US to support UN body’s resolution asking Sri Lanka to implement recommendations on abuses

COLOMBO, Sri Lanka – The United States will support a U.N. human rights council resolution asking Sri Lanka to implement recommendations its commission made on the island nation’s civil war, an American diplomat said Monday.

The resolution would let Sri Lanka explain how it intends to advance ethnic reconciliation and accountability, said Maria Otero, under secretary of state for civilian security, democracy, and human rights, on a visit to the country.

Sri Lanka appointed a commission to investigate possible human rights violations after a 2010 report written for the United Nations found allegations were credible and warranted a full investigation.

The Lessons Learnt and Reconciliation Commission cleared Sri Lanka’s military of allegations it deliberately targeted civilians and deprived them of food and medicine as a tactic of war. It did find that some violations by individual soldiers needed further investigation.

Sri Lanka’s report also said the Tamil Tiger rebels routinely violated international humanitarian law. The U.N. report found abuse allegations credible on both sides, particularly in the final deadly months of the quarter-century war that ended in May 2009.

Otero commended the commission report but said “it has shortcomings on accountability.”

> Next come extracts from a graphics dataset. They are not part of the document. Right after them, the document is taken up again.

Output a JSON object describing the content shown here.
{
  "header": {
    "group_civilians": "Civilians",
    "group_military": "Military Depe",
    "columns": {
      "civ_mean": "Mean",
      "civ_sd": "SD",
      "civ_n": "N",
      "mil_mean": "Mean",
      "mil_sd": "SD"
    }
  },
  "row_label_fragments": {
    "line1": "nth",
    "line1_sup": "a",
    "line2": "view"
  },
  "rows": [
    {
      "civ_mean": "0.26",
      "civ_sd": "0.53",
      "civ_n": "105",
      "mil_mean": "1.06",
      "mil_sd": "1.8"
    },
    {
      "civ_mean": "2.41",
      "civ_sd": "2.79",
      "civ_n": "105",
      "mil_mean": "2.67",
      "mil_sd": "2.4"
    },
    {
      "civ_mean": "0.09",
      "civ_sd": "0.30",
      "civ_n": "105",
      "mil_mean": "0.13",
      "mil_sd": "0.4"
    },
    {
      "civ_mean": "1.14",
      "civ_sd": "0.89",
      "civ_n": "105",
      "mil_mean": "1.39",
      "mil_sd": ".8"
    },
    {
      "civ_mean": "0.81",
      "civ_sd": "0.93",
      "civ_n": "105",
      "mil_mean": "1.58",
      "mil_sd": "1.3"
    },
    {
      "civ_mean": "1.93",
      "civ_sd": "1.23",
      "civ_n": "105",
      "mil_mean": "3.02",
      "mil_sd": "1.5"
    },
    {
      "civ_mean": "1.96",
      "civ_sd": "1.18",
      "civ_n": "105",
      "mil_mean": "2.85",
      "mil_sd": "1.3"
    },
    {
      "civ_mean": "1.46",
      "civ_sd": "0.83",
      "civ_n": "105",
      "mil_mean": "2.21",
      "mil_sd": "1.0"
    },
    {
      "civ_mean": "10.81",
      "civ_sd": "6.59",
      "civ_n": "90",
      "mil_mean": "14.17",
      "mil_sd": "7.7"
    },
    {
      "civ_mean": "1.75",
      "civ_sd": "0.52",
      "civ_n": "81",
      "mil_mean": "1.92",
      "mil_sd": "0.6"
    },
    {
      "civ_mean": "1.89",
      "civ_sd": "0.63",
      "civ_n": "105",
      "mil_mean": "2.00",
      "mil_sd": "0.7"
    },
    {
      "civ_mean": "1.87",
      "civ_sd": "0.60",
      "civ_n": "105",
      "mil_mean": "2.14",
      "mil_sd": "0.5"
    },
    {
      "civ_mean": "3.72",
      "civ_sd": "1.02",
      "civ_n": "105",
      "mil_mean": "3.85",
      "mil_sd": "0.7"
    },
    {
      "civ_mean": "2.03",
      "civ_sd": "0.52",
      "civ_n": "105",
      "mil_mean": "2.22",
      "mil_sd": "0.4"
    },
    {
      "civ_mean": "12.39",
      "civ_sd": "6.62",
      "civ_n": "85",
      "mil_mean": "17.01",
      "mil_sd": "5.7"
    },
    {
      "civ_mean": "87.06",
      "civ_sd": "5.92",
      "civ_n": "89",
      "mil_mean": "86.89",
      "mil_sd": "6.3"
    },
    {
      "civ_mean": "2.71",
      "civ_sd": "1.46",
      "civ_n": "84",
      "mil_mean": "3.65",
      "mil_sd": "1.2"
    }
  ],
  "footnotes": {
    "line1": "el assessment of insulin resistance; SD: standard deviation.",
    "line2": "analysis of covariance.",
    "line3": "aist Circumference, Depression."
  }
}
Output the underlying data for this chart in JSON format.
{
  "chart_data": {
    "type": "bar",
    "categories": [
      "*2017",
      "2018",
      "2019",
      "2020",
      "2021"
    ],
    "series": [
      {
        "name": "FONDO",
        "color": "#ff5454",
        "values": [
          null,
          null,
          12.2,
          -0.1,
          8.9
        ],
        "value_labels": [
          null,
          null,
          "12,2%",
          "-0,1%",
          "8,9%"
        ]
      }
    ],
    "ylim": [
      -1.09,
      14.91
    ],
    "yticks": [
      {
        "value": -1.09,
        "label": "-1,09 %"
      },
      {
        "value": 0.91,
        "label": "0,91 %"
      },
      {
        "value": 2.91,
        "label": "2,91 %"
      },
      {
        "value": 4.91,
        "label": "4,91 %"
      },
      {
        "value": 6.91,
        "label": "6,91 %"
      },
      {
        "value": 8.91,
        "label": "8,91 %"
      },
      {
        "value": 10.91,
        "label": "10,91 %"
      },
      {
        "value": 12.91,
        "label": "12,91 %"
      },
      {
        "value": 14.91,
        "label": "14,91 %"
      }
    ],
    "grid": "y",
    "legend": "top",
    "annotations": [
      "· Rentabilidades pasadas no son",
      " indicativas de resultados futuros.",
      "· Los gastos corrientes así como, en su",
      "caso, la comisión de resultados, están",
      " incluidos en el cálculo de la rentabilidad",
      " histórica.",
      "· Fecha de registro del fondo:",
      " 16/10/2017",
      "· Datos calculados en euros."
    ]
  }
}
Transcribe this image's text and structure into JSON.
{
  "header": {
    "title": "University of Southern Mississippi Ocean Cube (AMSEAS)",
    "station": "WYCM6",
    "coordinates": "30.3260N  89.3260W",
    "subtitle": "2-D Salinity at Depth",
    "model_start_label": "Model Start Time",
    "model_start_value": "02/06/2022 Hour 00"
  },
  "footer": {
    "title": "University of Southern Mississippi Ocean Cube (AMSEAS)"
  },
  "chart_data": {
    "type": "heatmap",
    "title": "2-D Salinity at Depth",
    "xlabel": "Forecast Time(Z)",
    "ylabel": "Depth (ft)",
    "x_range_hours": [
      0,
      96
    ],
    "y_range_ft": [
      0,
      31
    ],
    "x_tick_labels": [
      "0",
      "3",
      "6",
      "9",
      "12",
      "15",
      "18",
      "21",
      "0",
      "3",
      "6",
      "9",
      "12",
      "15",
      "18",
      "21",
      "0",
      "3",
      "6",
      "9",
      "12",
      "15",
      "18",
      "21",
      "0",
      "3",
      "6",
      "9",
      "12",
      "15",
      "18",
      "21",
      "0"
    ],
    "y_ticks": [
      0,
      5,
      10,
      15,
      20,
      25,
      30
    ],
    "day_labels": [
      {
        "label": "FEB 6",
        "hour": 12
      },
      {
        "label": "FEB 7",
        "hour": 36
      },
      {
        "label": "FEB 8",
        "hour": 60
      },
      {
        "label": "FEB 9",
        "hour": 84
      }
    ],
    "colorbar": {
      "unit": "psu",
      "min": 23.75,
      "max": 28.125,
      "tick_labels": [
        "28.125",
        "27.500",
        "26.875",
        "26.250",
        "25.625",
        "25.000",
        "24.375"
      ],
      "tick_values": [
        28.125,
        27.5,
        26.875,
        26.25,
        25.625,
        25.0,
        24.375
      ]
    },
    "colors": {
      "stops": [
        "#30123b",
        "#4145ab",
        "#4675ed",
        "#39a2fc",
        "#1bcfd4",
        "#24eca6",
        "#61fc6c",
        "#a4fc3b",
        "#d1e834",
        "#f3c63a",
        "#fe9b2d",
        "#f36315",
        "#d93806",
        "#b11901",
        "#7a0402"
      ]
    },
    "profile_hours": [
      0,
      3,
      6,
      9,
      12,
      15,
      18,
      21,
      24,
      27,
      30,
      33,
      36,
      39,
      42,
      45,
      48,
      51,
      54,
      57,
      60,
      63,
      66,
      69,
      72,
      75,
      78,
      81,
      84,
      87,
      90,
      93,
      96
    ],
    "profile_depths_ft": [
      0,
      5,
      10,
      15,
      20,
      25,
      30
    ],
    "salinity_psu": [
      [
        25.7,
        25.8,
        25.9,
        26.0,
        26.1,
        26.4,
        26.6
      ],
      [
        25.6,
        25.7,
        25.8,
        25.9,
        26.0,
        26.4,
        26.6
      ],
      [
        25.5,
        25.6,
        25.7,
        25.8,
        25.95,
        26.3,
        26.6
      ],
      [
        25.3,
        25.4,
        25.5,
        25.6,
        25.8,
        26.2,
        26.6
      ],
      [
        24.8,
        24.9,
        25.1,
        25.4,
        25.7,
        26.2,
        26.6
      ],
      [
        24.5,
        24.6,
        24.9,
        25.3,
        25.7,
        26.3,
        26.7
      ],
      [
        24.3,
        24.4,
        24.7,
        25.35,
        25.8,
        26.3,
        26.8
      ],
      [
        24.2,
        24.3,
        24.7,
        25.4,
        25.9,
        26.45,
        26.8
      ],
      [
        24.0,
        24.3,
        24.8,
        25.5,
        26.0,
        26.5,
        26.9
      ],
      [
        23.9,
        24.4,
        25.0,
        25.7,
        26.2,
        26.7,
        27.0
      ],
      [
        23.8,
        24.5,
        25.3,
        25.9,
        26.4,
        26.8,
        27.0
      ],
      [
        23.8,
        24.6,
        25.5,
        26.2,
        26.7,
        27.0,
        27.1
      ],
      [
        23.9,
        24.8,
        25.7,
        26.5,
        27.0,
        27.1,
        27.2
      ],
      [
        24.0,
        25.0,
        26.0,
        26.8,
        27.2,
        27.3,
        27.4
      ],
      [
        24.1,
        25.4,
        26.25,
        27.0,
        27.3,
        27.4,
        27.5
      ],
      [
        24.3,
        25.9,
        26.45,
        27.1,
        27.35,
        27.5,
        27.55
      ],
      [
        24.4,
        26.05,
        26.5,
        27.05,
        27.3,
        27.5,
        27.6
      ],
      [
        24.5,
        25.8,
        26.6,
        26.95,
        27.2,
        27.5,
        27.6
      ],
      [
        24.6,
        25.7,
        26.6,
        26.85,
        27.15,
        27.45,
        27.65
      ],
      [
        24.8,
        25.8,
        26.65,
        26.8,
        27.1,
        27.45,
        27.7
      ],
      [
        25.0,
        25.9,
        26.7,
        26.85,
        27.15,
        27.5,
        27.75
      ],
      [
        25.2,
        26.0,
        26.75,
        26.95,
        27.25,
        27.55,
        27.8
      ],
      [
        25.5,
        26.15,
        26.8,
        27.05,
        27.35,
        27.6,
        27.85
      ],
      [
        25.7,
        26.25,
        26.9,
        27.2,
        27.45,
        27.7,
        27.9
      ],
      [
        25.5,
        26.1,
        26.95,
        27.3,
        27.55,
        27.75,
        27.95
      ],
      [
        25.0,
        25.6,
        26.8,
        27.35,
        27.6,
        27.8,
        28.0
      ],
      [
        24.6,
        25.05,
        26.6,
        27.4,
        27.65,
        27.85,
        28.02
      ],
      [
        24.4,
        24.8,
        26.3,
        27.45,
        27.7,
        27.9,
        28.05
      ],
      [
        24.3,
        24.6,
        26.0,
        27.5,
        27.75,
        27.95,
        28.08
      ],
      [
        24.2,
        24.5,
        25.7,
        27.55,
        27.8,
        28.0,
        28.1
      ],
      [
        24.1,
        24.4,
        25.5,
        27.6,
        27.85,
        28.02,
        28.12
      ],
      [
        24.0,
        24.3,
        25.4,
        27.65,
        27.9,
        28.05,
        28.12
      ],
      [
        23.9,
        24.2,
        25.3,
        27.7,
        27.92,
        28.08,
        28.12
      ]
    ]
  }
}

“I urged the Sri Lankan government to share the details of their plans and begin fulfilling the recommendations called in the report and to credibly address outstanding issues of accountability,” she said.

President Mahinda Rajapaksa assured American diplomats the commission report would be implemented “in a comprehensive manner,” Otero said.

If Sri Lanka’s own efforts have shortcomings, pressure will grow for an international investigation, said Robert O. Blake, the U.S. assistant secretary of state for South and Central Asian affairs.

Efforts are being made to bring a U.N. resolution before the Human Rights Council at its meeting starting Feb. 27 in Geneva. The discussions about it are ongoing.